C’est tout le sujet de L’Amour sacré et l’Amour profane, commandé en 1514 par Niccolò Aurelio, secrétaire du Consiglio dei Deici de la république de Venise, et qui est précisément le tableau avec lequel Titien s’est libéré de l’influence de Giorgione – du moins dans la lecture qu’en a proposé Panofsky. (Le tableau ferait écho aux geminae Veneres de Ficin, « les Vénus jumelles », et à la complémentarité des deux amours, humanus et divinus, par opposition au troisième amour introduit par Ficin et Pic de la Mirandole, l’amour bestial, ferinus, relégué dans le bas-relief de la fontaine, c’est-à-dire hors de la figuration humaine.)
Qu’est-ce que l’Homme ? C’est la couleur. En plein humanisme européen et chrétien, Titien élargit et enseigne que c’est par toutes les couleurs que l’être humain doit se définir lui-même dans le cadre d’une éthique de l’amour universel.
N’est pas Luciano Benetton qui veut.
Le retour du lisse dans sa partie
J’entends d’ici les uns et les autres se récrier, s’époumonner, tonitruer, s’égosiller, vociférer, bougonner, protester, m’invectiver – mais pour qui se prend-il ? Hélas… rien que pour moi-même ; ce qui n’est pas donné à tout le monde. Croyez-m’en si le cœur vous en dit : on n’est jamais si bien servi que par moi-même. Comme vous le confierait un de mes chers amis, eût-il eu le bonheur d’être encore parmi nous : question incarnation, quand on n’a rien demandé, qu’un autre vienne vous pousser à l’intérieur et ça devient vite démographique. J’aime encore mieux vivre, tenez ! Et question moi-même, j’ai de la réserve. Aujourd’hui, il me vient l’envie de vous entretenir de Véronèse. Véronèse me sort parfaitement par le nez. Ce qui en termes de peinture se pose quand même là.
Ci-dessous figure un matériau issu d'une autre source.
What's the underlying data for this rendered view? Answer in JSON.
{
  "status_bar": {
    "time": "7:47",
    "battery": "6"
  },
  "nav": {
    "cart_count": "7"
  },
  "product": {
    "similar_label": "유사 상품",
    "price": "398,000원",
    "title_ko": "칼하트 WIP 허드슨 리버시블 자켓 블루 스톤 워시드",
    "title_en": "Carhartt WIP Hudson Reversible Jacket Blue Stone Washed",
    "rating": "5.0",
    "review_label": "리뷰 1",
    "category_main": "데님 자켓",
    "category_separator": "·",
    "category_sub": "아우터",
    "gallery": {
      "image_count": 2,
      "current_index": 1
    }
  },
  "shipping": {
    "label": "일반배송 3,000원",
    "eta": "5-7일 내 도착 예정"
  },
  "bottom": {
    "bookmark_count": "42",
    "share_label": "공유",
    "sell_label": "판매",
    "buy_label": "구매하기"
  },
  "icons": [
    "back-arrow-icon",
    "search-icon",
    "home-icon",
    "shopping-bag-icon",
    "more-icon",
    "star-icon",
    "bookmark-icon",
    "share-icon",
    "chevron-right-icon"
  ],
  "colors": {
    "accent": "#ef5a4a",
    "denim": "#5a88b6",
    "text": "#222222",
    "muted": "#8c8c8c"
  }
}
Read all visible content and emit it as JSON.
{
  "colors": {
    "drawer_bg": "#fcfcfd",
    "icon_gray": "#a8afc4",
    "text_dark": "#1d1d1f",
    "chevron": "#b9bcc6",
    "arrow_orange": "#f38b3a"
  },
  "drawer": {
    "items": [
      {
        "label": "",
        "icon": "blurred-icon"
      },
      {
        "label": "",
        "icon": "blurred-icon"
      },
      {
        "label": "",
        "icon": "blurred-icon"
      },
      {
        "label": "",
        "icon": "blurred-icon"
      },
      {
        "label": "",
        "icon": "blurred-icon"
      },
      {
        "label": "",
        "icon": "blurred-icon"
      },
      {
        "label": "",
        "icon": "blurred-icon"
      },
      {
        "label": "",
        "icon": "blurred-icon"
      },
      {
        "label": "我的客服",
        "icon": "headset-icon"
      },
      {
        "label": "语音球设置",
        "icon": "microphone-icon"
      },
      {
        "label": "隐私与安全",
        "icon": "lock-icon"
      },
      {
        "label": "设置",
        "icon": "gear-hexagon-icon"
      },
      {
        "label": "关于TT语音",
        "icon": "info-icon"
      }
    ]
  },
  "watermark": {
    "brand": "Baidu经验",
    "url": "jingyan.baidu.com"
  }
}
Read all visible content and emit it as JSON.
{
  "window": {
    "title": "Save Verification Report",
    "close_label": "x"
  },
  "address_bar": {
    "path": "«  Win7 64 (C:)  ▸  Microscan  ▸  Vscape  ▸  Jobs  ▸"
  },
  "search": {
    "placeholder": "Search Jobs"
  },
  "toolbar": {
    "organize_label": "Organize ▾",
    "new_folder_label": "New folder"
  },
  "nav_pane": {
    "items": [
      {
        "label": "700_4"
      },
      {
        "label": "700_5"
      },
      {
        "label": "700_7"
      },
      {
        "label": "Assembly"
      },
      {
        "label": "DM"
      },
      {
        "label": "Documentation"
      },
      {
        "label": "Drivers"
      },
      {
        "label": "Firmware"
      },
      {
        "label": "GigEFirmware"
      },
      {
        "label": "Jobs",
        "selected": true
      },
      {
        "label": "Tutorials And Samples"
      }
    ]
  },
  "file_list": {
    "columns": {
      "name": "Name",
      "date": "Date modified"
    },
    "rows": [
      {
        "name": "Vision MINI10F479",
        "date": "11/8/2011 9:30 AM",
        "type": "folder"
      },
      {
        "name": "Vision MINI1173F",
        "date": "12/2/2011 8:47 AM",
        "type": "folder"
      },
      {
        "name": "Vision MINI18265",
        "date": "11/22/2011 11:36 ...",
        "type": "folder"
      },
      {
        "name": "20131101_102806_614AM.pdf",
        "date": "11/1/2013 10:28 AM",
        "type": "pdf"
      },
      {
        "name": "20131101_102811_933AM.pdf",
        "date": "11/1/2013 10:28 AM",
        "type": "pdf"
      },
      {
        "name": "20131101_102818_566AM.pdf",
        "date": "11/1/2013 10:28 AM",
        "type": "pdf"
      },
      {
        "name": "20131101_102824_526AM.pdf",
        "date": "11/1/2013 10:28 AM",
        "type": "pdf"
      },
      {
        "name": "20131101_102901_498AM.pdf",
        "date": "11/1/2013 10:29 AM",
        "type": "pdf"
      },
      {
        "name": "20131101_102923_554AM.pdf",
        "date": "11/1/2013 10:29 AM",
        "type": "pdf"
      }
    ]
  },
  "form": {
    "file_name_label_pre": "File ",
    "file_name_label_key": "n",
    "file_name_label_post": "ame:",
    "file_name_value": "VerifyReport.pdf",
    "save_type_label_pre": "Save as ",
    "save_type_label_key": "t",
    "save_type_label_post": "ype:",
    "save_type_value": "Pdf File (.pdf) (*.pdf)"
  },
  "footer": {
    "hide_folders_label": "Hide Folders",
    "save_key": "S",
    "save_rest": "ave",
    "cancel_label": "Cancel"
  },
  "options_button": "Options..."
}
Véronèse est sans contestation possible le peintre le plus doué et le plus admirable de toute la Renaissance italienne. Personne n’en a parlé aussi bien que Cézanne, lequel se fendit à son propos de cette formule merveilleuse : « Tout lui rentrait dans l’âme avec le soleil, sans rien qui le sépare de la lumière » ; il dira aussi que, chez Véronèse, « vous ne pouvez rien arracher à l’ensemble ». (Félibien faisait déjà remarquer dans ses Entretiens sur les vies et sur les ouvrages des plus excellents peintres anciens et modernes que Véronèse ne peignait pas selon ce « chaque partie était capable de recevoir d’ombre et de lumière ; mais il considérait tout son tableau à la fois ».) Il est aussi le peintre le plus lisse, le plus propre sur lui, le plus prévisible, le plus plein de lui-même (que manque-t-il à la lumière ?), le plus ennuyeux de l’histoire de lapeinture. Dès que j’en ai l’occasion, j’évite absolument de croiser la moindre œuvre de Véronèse. Anecdote qui en dit long et dont j’assure de l’authenticité : dans l’Accademia du Dorsoduro, j’ai traversé la pièce où trône Le repas chez Lévi qui couvre pourtant entièrement l’un des quatre murs (555 x 1310 cm) et dont la réputation n’est pas à faire, sans me rendre compte de sa présence. Je ne m’en suis aperçu qu’après coup. J’avais vu le tableau. Je suis d’ailleurs revenu en arrière pour photographier la salle : il fallait une preuve. C’est un peu comme pour Les noces de Cana qui se trouve – pour combien de temps encore ? – en face de la Monna Lisa de Léonard et qui est sans doute, comme on l’imagine volontiers, le tableau auquel on tourne le plus le dos au monde et qu’on ne voit que si l’on se dé-tourne d’un autre. C’est tout à fait ainsi que je me représente Véronèse : comme un peintre qu’on regarde pour ne pas en regarder d’autres. Tant que Les noces de Cana est planté là, il continuera d’être vu. Pour la suite, c’est une autre affaire. Ce tableau a raison de s’accrocher à ses cimaises.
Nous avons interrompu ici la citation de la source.